GPS stands for Global Positioning System, and it is a space based geodetic tool used to measure precisely a position at any point on the earth with respect to a geodetic datum. Fundamentally GPS measure the distance called the range between a receiver on the ground and a few simultaneously observed satellites. The initially measured ranges are called the pseudo ranges and later subject it to post processing and converted it into ground antenna position information.

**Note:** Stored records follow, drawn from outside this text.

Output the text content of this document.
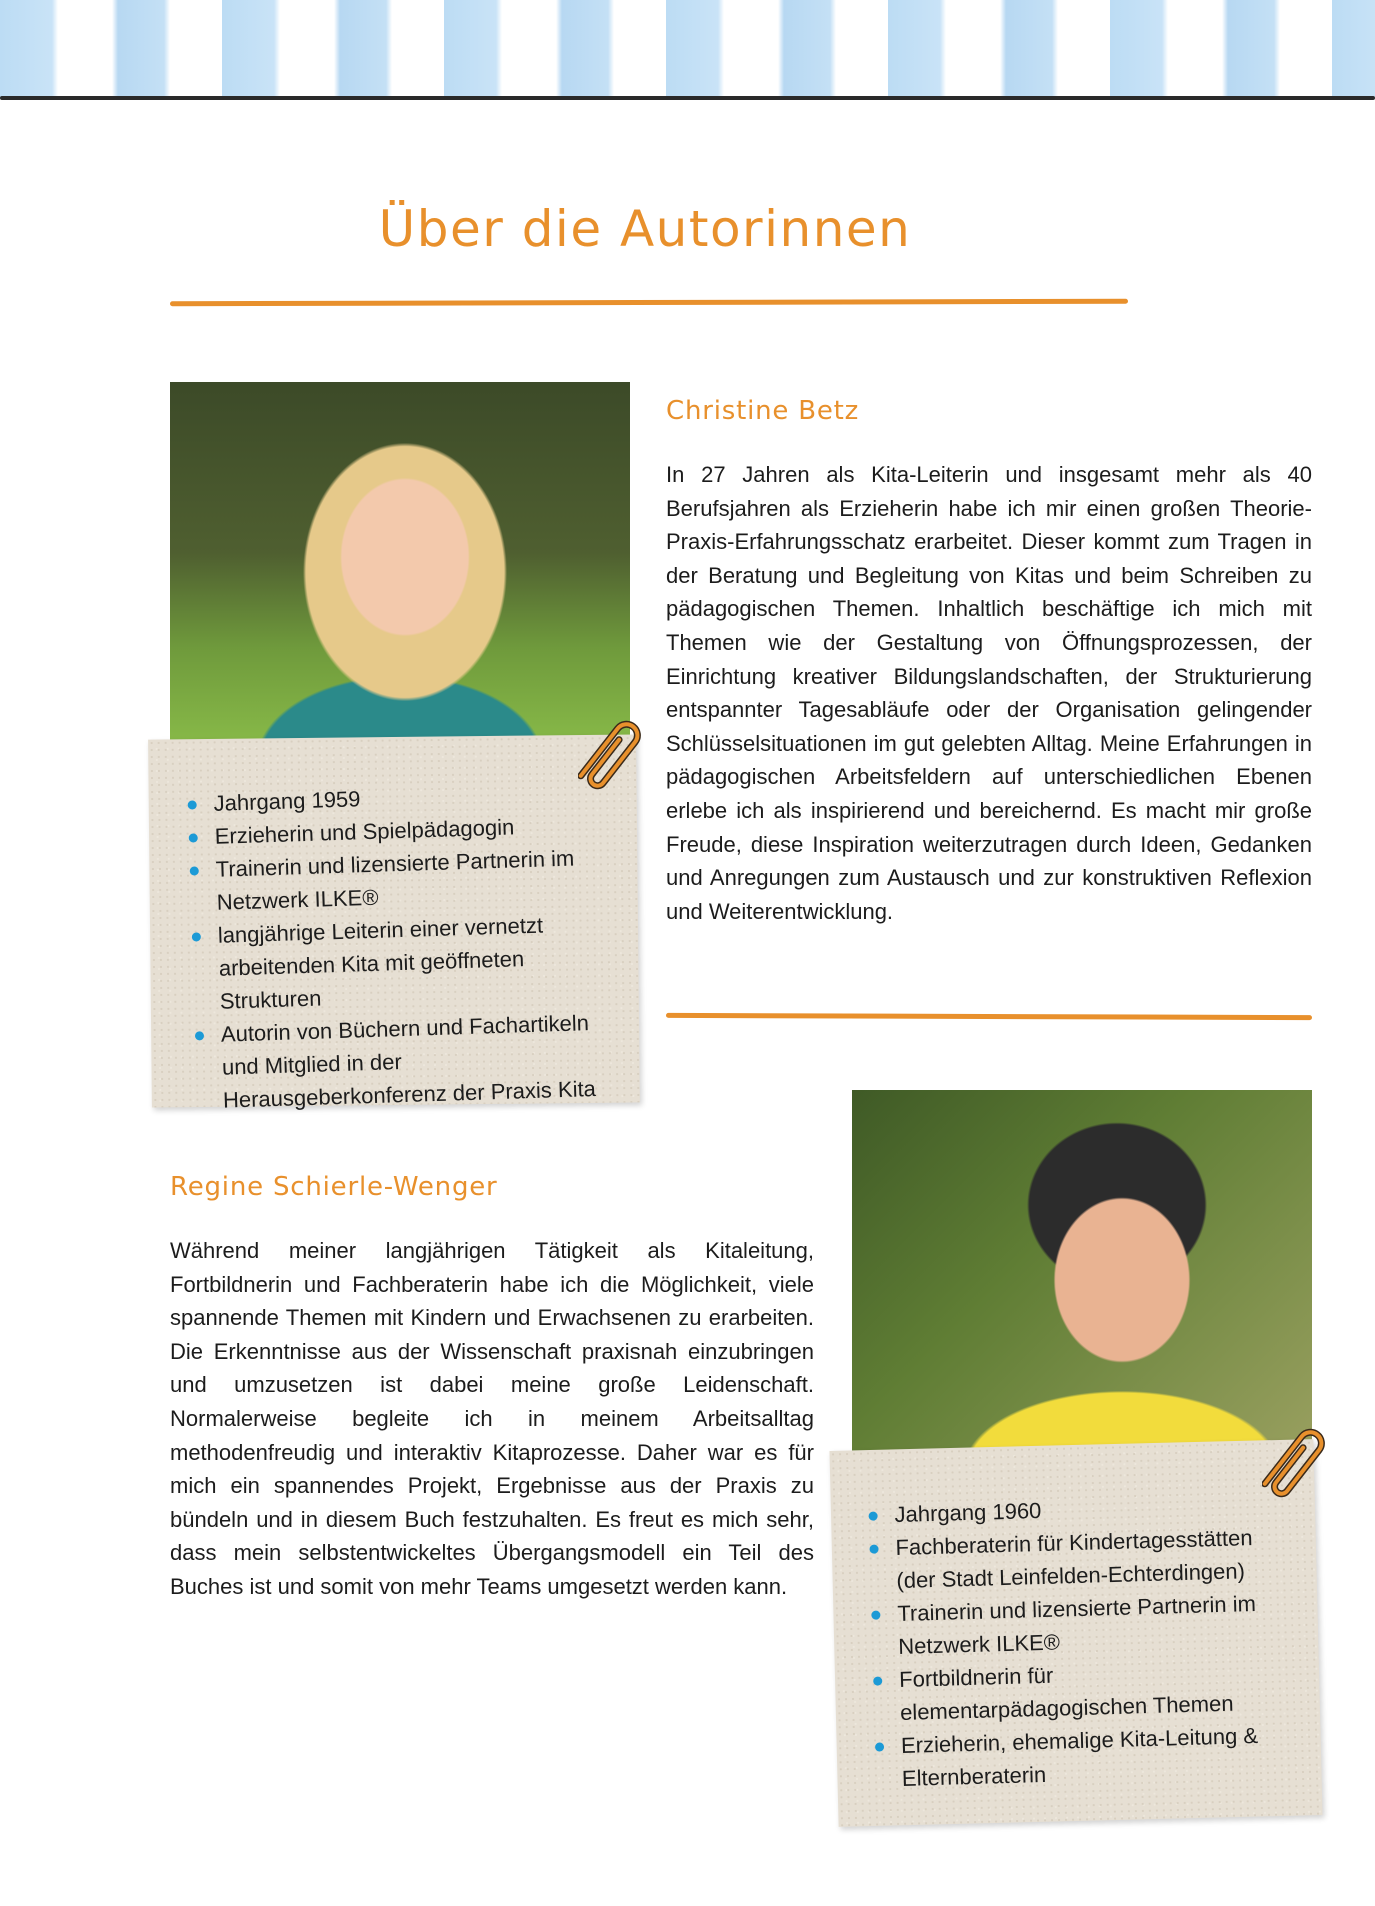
Über die Autorinnen
Jahrgang 1959
Erzieherin und Spielpädagogin
Trainerin und lizensierte Partnerin im Netzwerk ILKE®
langjährige Leiterin einer vernetzt arbeitenden Kita mit geöffneten Strukturen
Autorin von Büchern und Fachartikeln und Mitglied in der Herausgeberkonferenz der Praxis Kita
Christine Betz

In 27 Jahren als Kita-Leiterin und insgesamt mehr als 40 Berufsjahren als Erzieherin habe ich mir einen großen Theorie-Praxis-Erfahrungsschatz erarbeitet. Dieser kommt zum Tragen in der Beratung und Begleitung von Kitas und beim Schreiben zu pädagogischen Themen. Inhaltlich beschäftige ich mich mit Themen wie der Gestaltung von Öffnungsprozessen, der Einrichtung kreativer Bildungslandschaften, der Strukturierung entspannter Tagesabläufe oder der Organisation gelingender Schlüsselsituationen im gut gelebten Alltag. Meine Erfahrungen in pädagogischen Arbeitsfeldern auf unterschiedlichen Ebenen erlebe ich als inspirierend und bereichernd. Es macht mir große Freude, diese Inspiration weiterzutragen durch Ideen, Gedanken und Anregungen zum Austausch und zur konstruktiven Reflexion und Weiterentwicklung.

Regine Schierle-Wenger

Während meiner langjährigen Tätigkeit als Kitaleitung, Fortbildnerin und Fachberaterin habe ich die Möglichkeit, viele spannende Themen mit Kindern und Erwachsenen zu erarbeiten. Die Erkenntnisse aus der Wissenschaft praxisnah einzubringen und umzusetzen ist dabei meine große Leidenschaft. Normalerweise begleite ich in meinem Arbeitsalltag methodenfreudig und interaktiv Kitaprozesse. Daher war es für mich ein spannendes Projekt, Ergebnisse aus der Praxis zu bündeln und in diesem Buch festzuhalten. Es freut es mich sehr, dass mein selbstentwickeltes Übergangsmodell ein Teil des Buches ist und somit von mehr Teams umgesetzt werden kann.

Jahrgang 1960
Fachberaterin für Kindertagesstätten (der Stadt Leinfelden-Echterdingen)
Trainerin und lizensierte Partnerin im Netzwerk ILKE®
Fortbildnerin für elementarpädagogischen Themen
Erzieherin, ehemalige Kita-Leitung & Elternberaterin
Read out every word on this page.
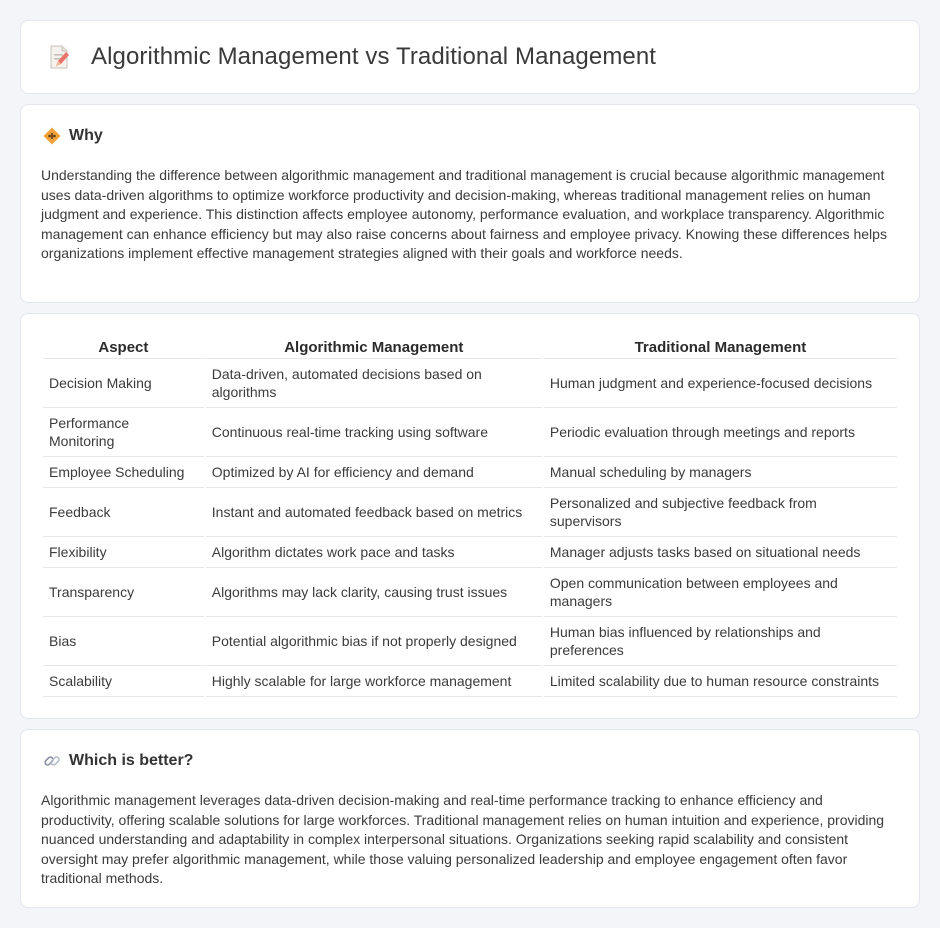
Algorithmic Management vs Traditional Management
Why

Understanding the difference between algorithmic management and traditional management is crucial because algorithmic management uses data-driven algorithms to optimize workforce productivity and decision-making, whereas traditional management relies on human judgment and experience. This distinction affects employee autonomy, performance evaluation, and workplace transparency. Algorithmic management can enhance efficiency but may also raise concerns about fairness and employee privacy. Knowing these differences helps organizations implement effective management strategies aligned with their goals and workforce needs.

Aspect	Algorithmic Management	Traditional Management
Decision Making	Data-driven, automated decisions based on algorithms	Human judgment and experience-focused decisions
Performance Monitoring	Continuous real-time tracking using software	Periodic evaluation through meetings and reports
Employee Scheduling	Optimized by AI for efficiency and demand	Manual scheduling by managers
Feedback	Instant and automated feedback based on metrics	Personalized and subjective feedback from supervisors
Flexibility	Algorithm dictates work pace and tasks	Manager adjusts tasks based on situational needs
Transparency	Algorithms may lack clarity, causing trust issues	Open communication between employees and managers
Bias	Potential algorithmic bias if not properly designed	Human bias influenced by relationships and preferences
Scalability	Highly scalable for large workforce management	Limited scalability due to human resource constraints
Which is better?

Algorithmic management leverages data-driven decision-making and real-time performance tracking to enhance efficiency and productivity, offering scalable solutions for large workforces. Traditional management relies on human intuition and experience, providing nuanced understanding and adaptability in complex interpersonal situations. Organizations seeking rapid scalability and consistent oversight may prefer algorithmic management, while those valuing personalized leadership and employee engagement often favor traditional methods.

The backbone of Global Positioning System is the space segment which consists of a set of 24 global positioning satellites revolving around the earth in 12 Hr period in near circular orbits at an altitude of roughly 20,000 km in six orbital planes at an angle of 55 degrees. Besides the space segment there are control and user segments. The control segment basically estimates the satellite ephemeredes, the clock behavior and also monitors the general health of the satellites, while the user segment is equipped with an antenna and a receiver. The transmitted signals from the satellite in the L band frequencies were received by the user antenna placed over a point on the ground and transfer the signal information to the receiver and stored in its memory. Later the stored signal information such as the signal travel time from the satellite to the ground receiver, the satellite code, polarization, clock information etc., are retrieved and decoded by subjecting the raw data into various levels of processing according to the user requirements. The whole GPS system is owned by the U. S Department of Defense.
Applications
Due to high accuracy, economy of operation and its versatility, the applications of GPS in earth sciences are enormous. A few of them are listed below:-
Determination of precise geoid using GPS data
Earth motion and polar motion studies
Surface deformation studies, especially in tectonically active area.
Estimating gravity anomalies
Earthquake monitoring through crustal deformation studies of the order of a few cm/year
Establishing highly accurate vertical benchmark points.
To study the atmospheric precipitable water vapour
Ionospheric tomography
Material needed :
A dedicated computational lab equipped with UNIX high end machines.
A good and fast internet connection.
An antenna and receiver testing room with sufficient storage space of its accessories.